Candida species, opportunistic fungal pathogens, pose a significant threat to human health, and the emergence of drug-resistant Candida strains has become a major concern in clinical settings, limiting the efficacy of antifungal therapies. Azoles are a class of antifungal agents that play a crucial role in the management of fungal infections. They have several advantages which contributes to their widespread use, like their broad-spectrum activity, availability in systemic and topical formulations, good oral bioavailability, tolerability, target specificity, established efficacy, and low toxicity for long-term prophylaxis. Azole resistance in Candida species poses a significant therapeutic challenge in the management of fungal infections, particularly in immunocompromised individuals. One common mechanism of resistance involves alterations in the target enzyme, cytochrome P450 14-alpha-demethylase (CYP51), which is essential for ergosterol biosynthesis, a crucial component of fungal cell membranes. Mutations in the CYP51 gene can lead to structural changes in the enzyme, reducing its affinity for azoles and thus decreasing their inhibitory effect. Another mechanism involves overexpression of efflux pumps, such as ATP-binding cassette (ABC) transporters and major facilitator superfamily (MFS) transporters. These pumps actively remove azoles from fungal cells, preventing them from reaching effective concentrations and thereby reducing their antifungal activity.
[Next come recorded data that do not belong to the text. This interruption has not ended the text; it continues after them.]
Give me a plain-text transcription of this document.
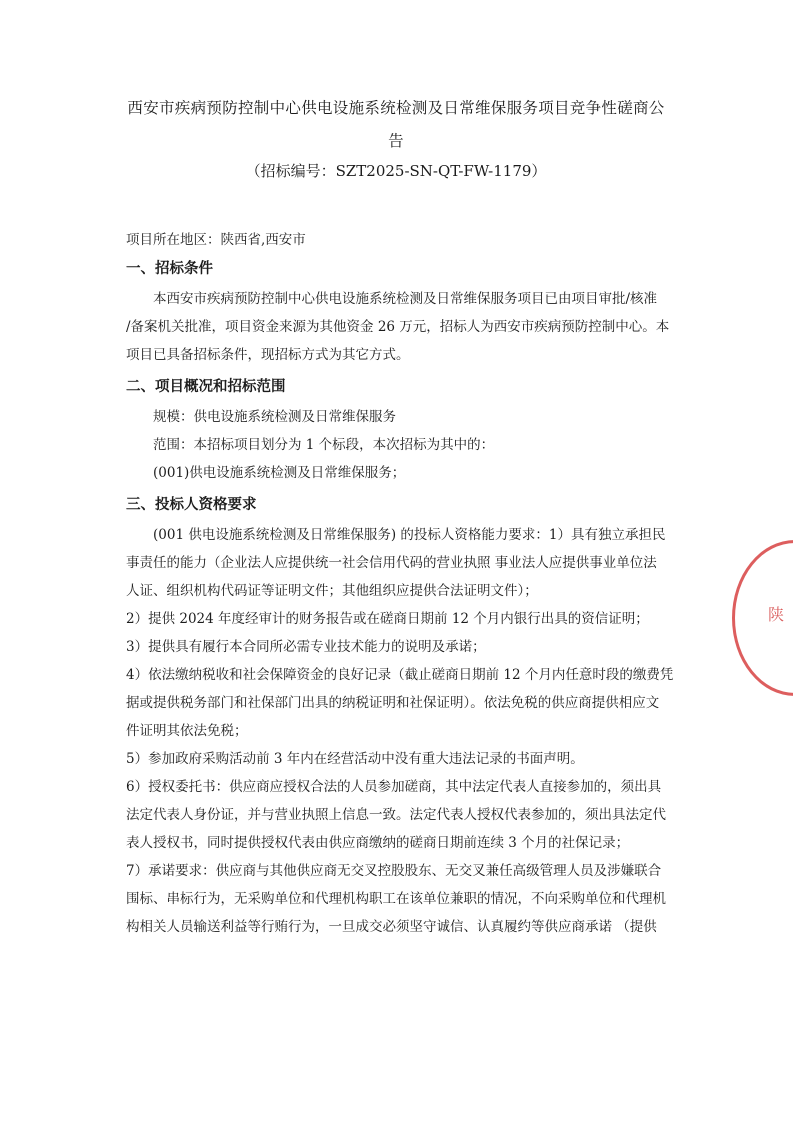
西安市疾病预防控制中心供电设施系统检测及日常维保服务项目竞争性磋商公
告
（招标编号：SZT2025-SN-QT-FW-1179）
项目所在地区：陕西省,西安市
一、招标条件
本西安市疾病预防控制中心供电设施系统检测及日常维保服务项目已由项目审批/核准
/备案机关批准，项目资金来源为其他资金 26 万元，招标人为西安市疾病预防控制中心。本
项目已具备招标条件，现招标方式为其它方式。
二、项目概况和招标范围
规模：供电设施系统检测及日常维保服务
范围：本招标项目划分为 1 个标段，本次招标为其中的：
(001)供电设施系统检测及日常维保服务；
三、投标人资格要求
(001 供电设施系统检测及日常维保服务) 的投标人资格能力要求：1）具有独立承担民
事责任的能力（企业法人应提供统一社会信用代码的营业执照 事业法人应提供事业单位法
人证、组织机构代码证等证明文件；其他组织应提供合法证明文件）；
2）提供 2024 年度经审计的财务报告或在磋商日期前 12 个月内银行出具的资信证明；
3）提供具有履行本合同所必需专业技术能力的说明及承诺；
4）依法缴纳税收和社会保障资金的良好记录（截止磋商日期前 12 个月内任意时段的缴费凭
据或提供税务部门和社保部门出具的纳税证明和社保证明）。依法免税的供应商提供相应文
件证明其依法免税；
5）参加政府采购活动前 3 年内在经营活动中没有重大违法记录的书面声明。
6）授权委托书：供应商应授权合法的人员参加磋商，其中法定代表人直接参加的，须出具
法定代表人身份证，并与营业执照上信息一致。法定代表人授权代表参加的，须出具法定代
表人授权书，同时提供授权代表由供应商缴纳的磋商日期前连续 3 个月的社保记录；
7）承诺要求：供应商与其他供应商无交叉控股股东、无交叉兼任高级管理人员及涉嫌联合
围标、串标行为，无采购单位和代理机构职工在该单位兼职的情况，不向采购单位和代理机
构相关人员输送利益等行贿行为，一旦成交必须坚守诚信、认真履约等供应商承诺 （提供
陕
A better understanding of the mechanisms underlying drug resistance is crucial for developing effective strategies to overcome this growing problem. This review describes and summarises the mechanisms associated with azole resistance in Candida, exploring the genetic, biochemical, and cellular factors contributing to this phenomenon. Additionally, potential approaches to combat azole resistance are discussed, aiming to pave the way for the development of novel therapeutic interventions.